Click the Save button.
Under Color Management > Color Space & Transforms and Lookup Tables: By selecting an appropriate LUT for the 3D Input Lookup Table, Log media will appear as a REC.709 gamma video in your project. (Figures 6 and 7.) See Here a LUT There’s a LUT.
Click the Save button .
Under General Options > Conform Options, Audio Metering, and Color: Make the change shown by Figure 8.
Click the Save button.
If you aren’t editing Raw footage, you are finished making settings.
When you shoot RAW and want to edit it, first read the Resolve—Chapter 5: Camera RAW Settings for your camera.
Then, under Camera RAW > Master: set RAW Profile to, for example, Blackmagic RAW.
Set Decode Quality to Full Res.
To use Resolve’s definition of your camera’s RAW settings, set Decode Using to, for example, Blackmagic RAW (Figure 9).
The remainder of the settings on the RAW page provide more control over how you want your imported RAW files to appear.

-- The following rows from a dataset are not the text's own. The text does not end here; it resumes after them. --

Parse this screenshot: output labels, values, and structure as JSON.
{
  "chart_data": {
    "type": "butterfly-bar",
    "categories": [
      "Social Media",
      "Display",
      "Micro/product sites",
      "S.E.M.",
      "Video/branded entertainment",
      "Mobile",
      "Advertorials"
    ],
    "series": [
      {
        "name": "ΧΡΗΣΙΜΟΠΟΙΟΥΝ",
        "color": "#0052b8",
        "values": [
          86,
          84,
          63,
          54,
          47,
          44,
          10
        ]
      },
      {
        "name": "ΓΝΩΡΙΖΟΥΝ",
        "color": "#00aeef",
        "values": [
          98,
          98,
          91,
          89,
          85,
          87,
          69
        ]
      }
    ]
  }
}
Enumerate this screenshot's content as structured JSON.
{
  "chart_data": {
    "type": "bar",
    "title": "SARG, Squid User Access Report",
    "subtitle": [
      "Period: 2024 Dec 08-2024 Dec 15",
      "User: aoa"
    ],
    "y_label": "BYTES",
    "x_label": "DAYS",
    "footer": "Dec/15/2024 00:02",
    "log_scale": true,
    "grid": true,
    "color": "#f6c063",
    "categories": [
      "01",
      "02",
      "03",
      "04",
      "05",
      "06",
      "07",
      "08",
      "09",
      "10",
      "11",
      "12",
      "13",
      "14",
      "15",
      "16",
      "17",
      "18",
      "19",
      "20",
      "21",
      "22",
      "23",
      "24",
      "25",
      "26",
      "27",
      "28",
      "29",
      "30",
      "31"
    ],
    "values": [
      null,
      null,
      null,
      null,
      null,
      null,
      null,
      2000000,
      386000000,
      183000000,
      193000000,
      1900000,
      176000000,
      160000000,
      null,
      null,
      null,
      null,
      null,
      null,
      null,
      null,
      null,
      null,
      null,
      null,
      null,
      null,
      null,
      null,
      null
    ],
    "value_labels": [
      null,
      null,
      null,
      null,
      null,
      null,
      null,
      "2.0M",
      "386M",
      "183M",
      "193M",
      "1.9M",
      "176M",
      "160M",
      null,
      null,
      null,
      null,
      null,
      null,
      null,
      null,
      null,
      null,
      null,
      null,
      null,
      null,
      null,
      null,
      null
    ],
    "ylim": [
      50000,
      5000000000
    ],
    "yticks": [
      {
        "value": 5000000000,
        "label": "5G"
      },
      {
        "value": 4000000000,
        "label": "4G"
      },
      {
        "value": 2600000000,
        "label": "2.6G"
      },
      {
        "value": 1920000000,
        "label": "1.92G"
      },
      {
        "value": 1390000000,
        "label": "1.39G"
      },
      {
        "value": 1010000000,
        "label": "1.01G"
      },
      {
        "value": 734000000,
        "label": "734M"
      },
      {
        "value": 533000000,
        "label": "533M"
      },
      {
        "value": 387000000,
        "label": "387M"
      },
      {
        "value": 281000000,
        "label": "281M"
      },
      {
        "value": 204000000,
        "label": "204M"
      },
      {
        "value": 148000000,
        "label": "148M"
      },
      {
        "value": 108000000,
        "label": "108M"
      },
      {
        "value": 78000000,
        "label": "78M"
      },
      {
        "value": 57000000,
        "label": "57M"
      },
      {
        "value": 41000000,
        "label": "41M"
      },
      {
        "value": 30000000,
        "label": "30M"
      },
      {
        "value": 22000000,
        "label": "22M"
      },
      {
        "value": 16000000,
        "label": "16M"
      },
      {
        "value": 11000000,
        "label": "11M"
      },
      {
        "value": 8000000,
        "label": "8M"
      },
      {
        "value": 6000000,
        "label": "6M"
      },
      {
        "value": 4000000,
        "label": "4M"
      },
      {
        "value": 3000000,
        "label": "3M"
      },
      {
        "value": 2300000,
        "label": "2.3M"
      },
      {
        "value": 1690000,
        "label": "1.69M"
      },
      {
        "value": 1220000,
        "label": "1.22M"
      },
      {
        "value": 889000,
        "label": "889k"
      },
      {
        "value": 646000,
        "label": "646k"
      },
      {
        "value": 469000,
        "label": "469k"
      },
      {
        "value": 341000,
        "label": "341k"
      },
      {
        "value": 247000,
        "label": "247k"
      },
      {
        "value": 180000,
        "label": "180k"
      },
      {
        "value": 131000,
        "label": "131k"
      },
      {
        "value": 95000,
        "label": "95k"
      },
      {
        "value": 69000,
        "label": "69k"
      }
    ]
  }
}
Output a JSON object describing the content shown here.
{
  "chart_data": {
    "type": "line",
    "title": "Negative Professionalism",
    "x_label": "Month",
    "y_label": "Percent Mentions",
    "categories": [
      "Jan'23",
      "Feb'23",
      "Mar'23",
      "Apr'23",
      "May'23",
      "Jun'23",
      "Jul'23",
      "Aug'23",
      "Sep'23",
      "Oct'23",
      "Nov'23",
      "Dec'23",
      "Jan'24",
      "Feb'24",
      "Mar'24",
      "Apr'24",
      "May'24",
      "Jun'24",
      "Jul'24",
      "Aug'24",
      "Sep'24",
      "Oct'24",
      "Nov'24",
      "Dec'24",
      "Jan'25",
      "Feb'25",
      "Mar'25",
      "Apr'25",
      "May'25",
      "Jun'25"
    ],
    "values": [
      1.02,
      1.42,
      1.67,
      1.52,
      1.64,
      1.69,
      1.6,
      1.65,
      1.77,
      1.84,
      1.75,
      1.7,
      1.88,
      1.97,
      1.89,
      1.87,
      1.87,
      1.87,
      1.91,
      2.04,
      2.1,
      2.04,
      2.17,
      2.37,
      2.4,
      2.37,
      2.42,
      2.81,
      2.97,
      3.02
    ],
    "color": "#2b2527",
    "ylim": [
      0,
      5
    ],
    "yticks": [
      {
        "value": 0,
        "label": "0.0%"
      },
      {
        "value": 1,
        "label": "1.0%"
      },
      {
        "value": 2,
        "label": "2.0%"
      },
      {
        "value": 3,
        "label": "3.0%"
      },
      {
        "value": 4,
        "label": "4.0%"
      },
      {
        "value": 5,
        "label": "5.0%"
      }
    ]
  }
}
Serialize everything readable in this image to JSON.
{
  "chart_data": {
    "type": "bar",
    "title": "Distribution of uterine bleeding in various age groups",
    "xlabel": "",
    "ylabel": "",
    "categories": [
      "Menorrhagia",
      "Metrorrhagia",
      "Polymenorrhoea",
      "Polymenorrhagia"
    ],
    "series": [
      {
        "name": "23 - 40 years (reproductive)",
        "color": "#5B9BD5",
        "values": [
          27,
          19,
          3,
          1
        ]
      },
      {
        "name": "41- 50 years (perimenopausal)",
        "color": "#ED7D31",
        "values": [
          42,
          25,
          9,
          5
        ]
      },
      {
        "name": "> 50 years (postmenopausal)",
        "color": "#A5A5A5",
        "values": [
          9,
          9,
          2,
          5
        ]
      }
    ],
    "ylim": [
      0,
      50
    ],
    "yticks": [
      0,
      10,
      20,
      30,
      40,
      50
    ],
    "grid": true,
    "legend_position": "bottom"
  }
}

If, for example, the metadata recorded when shooting defines the look you want, under Camera RAW > Master, Decode Using set to Camera Metadata (Figure 10).
When you want more control of the look, under Camera RAW > Master, set Decode Using to Project (Figure 11). Now the sliders under Project Settings can be used to adjust different aspects of the RAW image. For example, set White Balance to Daylight, Cloudy, Shade, Tungsten, Fluorescent, or Flash.
This setting overrides the As Shot color temperature. (Figure 12.)
Once you switch Decode Using to Project (Figures 11 and 12), both the sliders under Project Settings as well as Use Camera Metadata can control how the RAW media will look.
Under Capture and Playback: no alterations.
Under Subtitles: no alterations.
Part two of this article will cover the import and export of media. Part three will cover a very rapid way to color grade clips.